#XRVzp

Mam 23 lata. Gdy zmarł mój dziadek, mama wtedy strasznie się załamała – popadła w alkoholizm. Niecały rok później ojciec stwierdził, że nie kocha już mamy. Poszedł i zostawił mnie, 12-letniego dzieciaka, z matką alkoholiczką. Myślał, że jak będzie wpadał na 15 minut codziennie albo co dwa dni, to wszystko będzie w porządku. Nie było. Gdy poszedłem do gimnazjum, wracałem często o 18 do domu – taki podział godzin dla pierwszych klas, moim oczom po powrocie zazwyczaj ukazywał się obraz pijanej matki śpiącej na kanapie, butelki wódki w nieznacznej odległości i przypalonego garnka na kuchence z moim obiadem. Albo raczej z tym, co z niego zostało. Zwykle w takiej sytuacji brałem to co było „jadalne” z lodówki i szedłem do siebie do pokoju. Nie wychodziłem, nie spotykałem się ze znajomymi, bo ich nie miałem – wtedy gdy wszyscy przeżywali swoje pierwsze miłości, czerpali z życia, ja siedziałem w domu. W pokoju. Zapłakany. Nie potrafiłem z tym walczyć. 
Taka sytuacja trwała do drugiej klasy technikum, mamie coś się odmieniło i pół roku nie piła. Przyjemnie było widzieć ją trzeźwą od rana do wieczora, nie musieć sprzątać butelek ze „skrytek”, no ale jak pewnie nietrudno się domyślić, sielanka długo nie trwała. Znowu zaczęło się picie, tym razem mniejszy kaliber – odstawiła wódkę i spirytus na rzecz piwa. I tak sytuacja trwa do dzisiaj, pomimo niezliczonych moich próśb, gróźb, że zrobię sobie krzywdę, „interwencji rodzinnych”. 
Parę dni temu dowiedziałem się od matki, że jestem zerem, że nic nie osiągnąłem i nie osiągnę, że się mnie wstydzi. Co spowodowało taką reakcję? Ano to, że wylałem jej dwie puszki piwa na podłogę i wyszedłem. Przychodziła co chwilę do mnie, do mojego pokoju, i wyzywała mnie od debili, głupków, idiotów, zer i pijaków. Wszystko dlatego, że wylałem dwa piwa. Bo już nie mogłem tego wszystkiego znieść. 
Do tego momentu wiedziały o mojej sytuacji dwie bliskie mi osoby. Teraz? Dowie się troszkę więcej. Może zrzucenie tego z siebie, wygadanie się, w jakimkolwiek stopniu mi pomoże. Może.
Postac Odpowiedz

Nie jesteś zerem. Twoja matka wyżej ceni alkohol niż Ciebie. Szczecie w nieszczęściu, że nie jest agresywna. Tak przetrwaj jakoś, ale ucz się, żebyś znalazł dobrą pracę i nie musiał się martwić mamą. Żyj swoim życiem.

livanir

Jako osoba z patologi dopowiem, żebyś źle nie zinterpretował słów Postać.

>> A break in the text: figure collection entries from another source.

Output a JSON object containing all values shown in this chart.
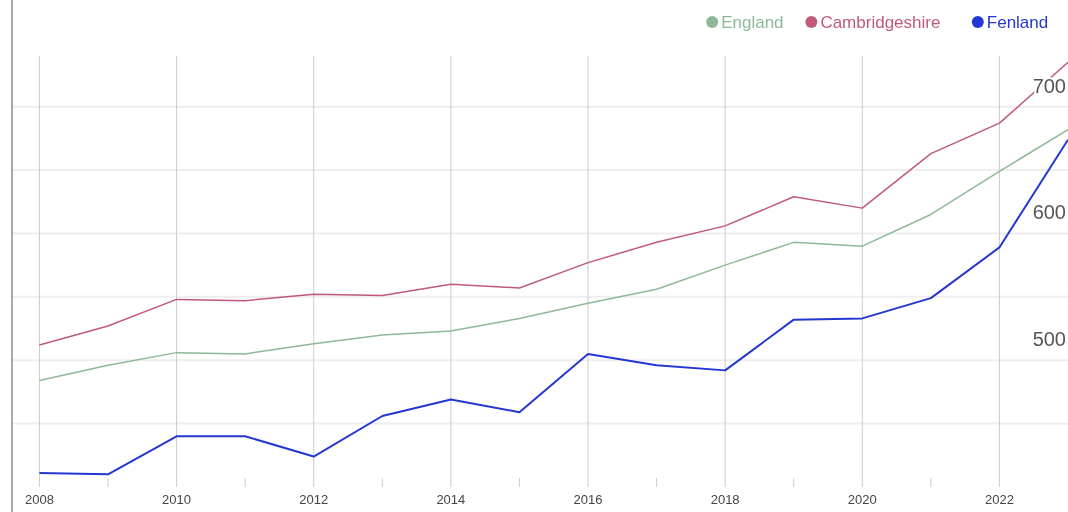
{
  "chart_data": {
    "type": "line",
    "x": [
      2008,
      2009,
      2010,
      2011,
      2012,
      2013,
      2014,
      2015,
      2016,
      2017,
      2018,
      2019,
      2020,
      2021,
      2022,
      2023
    ],
    "series": [
      {
        "name": "England",
        "color": "#8fb896",
        "values": [
          484,
          496,
          506,
          505,
          513,
          520,
          523,
          533,
          545,
          556,
          575,
          593,
          590,
          615,
          649,
          682
        ]
      },
      {
        "name": "Cambridgeshire",
        "color": "#c05a78",
        "values": [
          512,
          527,
          548,
          547,
          552,
          551,
          560,
          557,
          577,
          593,
          606,
          629,
          620,
          663,
          687,
          735
        ]
      },
      {
        "name": "Fenland",
        "color": "#2437d0",
        "values": [
          411,
          410,
          440,
          440,
          424,
          456,
          469,
          459,
          505,
          496,
          492,
          532,
          533,
          549,
          589,
          674
        ]
      }
    ],
    "xlim": [
      2007.6,
      2023
    ],
    "ylim": [
      400,
      740
    ],
    "xticks": [
      2008,
      {
        "value": 2009,
        "label": null
      },
      2010,
      {
        "value": 2011,
        "label": null
      },
      2012,
      {
        "value": 2013,
        "label": null
      },
      2014,
      {
        "value": 2015,
        "label": null
      },
      2016,
      {
        "value": 2017,
        "label": null
      },
      2018,
      {
        "value": 2019,
        "label": null
      },
      2020,
      {
        "value": 2021,
        "label": null
      },
      2022
    ],
    "yticks": [
      {
        "value": 450,
        "label": null
      },
      500,
      {
        "value": 550,
        "label": null
      },
      600,
      {
        "value": 650,
        "label": null
      },
      700
    ],
    "grid": true,
    "legend": "top right",
    "marker": "none",
    "line_style": "solid"
  }
}
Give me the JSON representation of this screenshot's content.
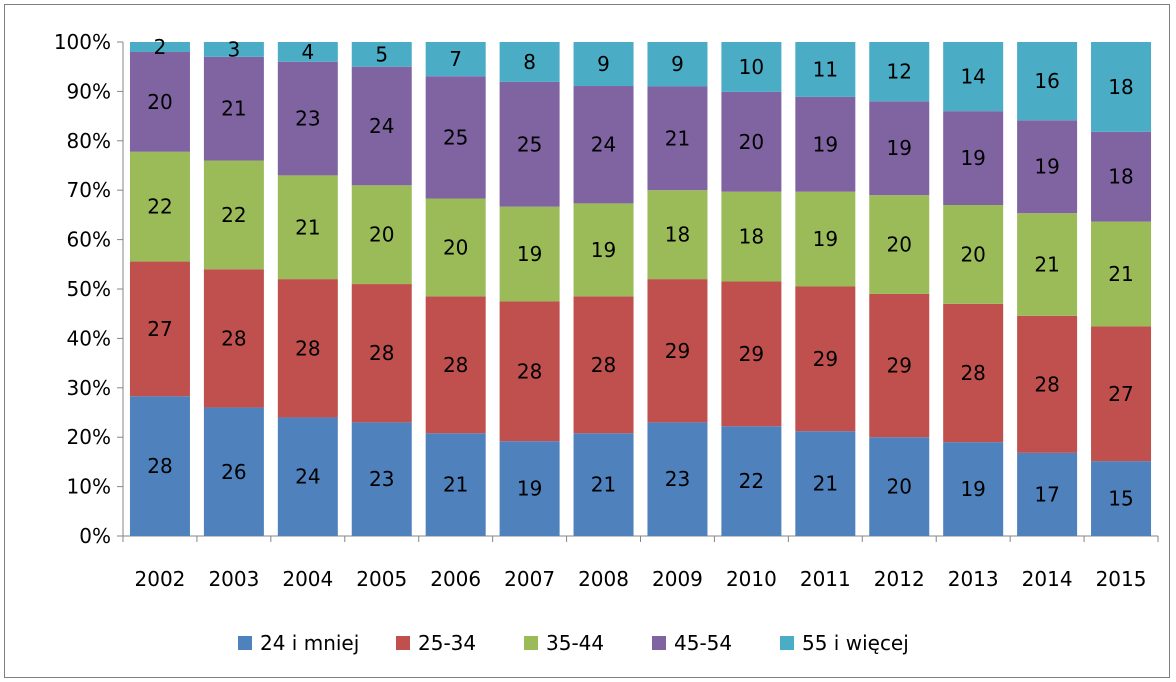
{
  "chart_data": {
    "type": "bar",
    "stacked": true,
    "percent": true,
    "categories": [
      "2002",
      "2003",
      "2004",
      "2005",
      "2006",
      "2007",
      "2008",
      "2009",
      "2010",
      "2011",
      "2012",
      "2013",
      "2014",
      "2015"
    ],
    "y_ticks": [
      "0%",
      "10%",
      "20%",
      "30%",
      "40%",
      "50%",
      "60%",
      "70%",
      "80%",
      "90%",
      "100%"
    ],
    "ylim": [
      0,
      100
    ],
    "grid": false,
    "legend_position": "bottom",
    "series": [
      {
        "name": "24 i mniej",
        "color": "#4f81bd",
        "values": [
          28,
          26,
          24,
          23,
          21,
          19,
          21,
          23,
          22,
          21,
          20,
          19,
          17,
          15
        ]
      },
      {
        "name": "25-34",
        "color": "#c0504d",
        "values": [
          27,
          28,
          28,
          28,
          28,
          28,
          28,
          29,
          29,
          29,
          29,
          28,
          28,
          27
        ]
      },
      {
        "name": "35-44",
        "color": "#9bbb59",
        "values": [
          22,
          22,
          21,
          20,
          20,
          19,
          19,
          18,
          18,
          19,
          20,
          20,
          21,
          21
        ]
      },
      {
        "name": "45-54",
        "color": "#8064a2",
        "values": [
          20,
          21,
          23,
          24,
          25,
          25,
          24,
          21,
          20,
          19,
          19,
          19,
          19,
          18
        ]
      },
      {
        "name": "55 i więcej",
        "color": "#4bacc6",
        "values": [
          2,
          3,
          4,
          5,
          7,
          8,
          9,
          9,
          10,
          11,
          12,
          14,
          16,
          18
        ]
      }
    ]
  }
}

To że Twoja matka uważa alkohol za ważniejszy, nie oznacza, że alkohol jesteś gorszy od alkoholu, niewiele lepszy od zera. Jesteś bystry, piszesz lepiej ode mnie. To Twoja matka jest zjeb... Z krzywym poczuciem wartości.
Jesteś ważny, dla mnie ważniejszy od alkoholu. Pewnie dla większości osób też.

3210 Odpowiedz

Twój ojciec jest równie ....... Jak twoja matka. Celowo cię z nią zostawił. Powiedz mu to. Współczuję.

tramwajowe Odpowiedz

Życie z alkoholikiem Cie naznaczyło, nie masz bazy w postaci poczucia wartości, poczucia bezpieczeństwa i stabilnej relacji.
Ludzie którzy powinni Ci to zapewnić, Cie wyposażyć na życie to zaniedbali. Zawsze pamiętaj, ze to NIE TWOJA WINA.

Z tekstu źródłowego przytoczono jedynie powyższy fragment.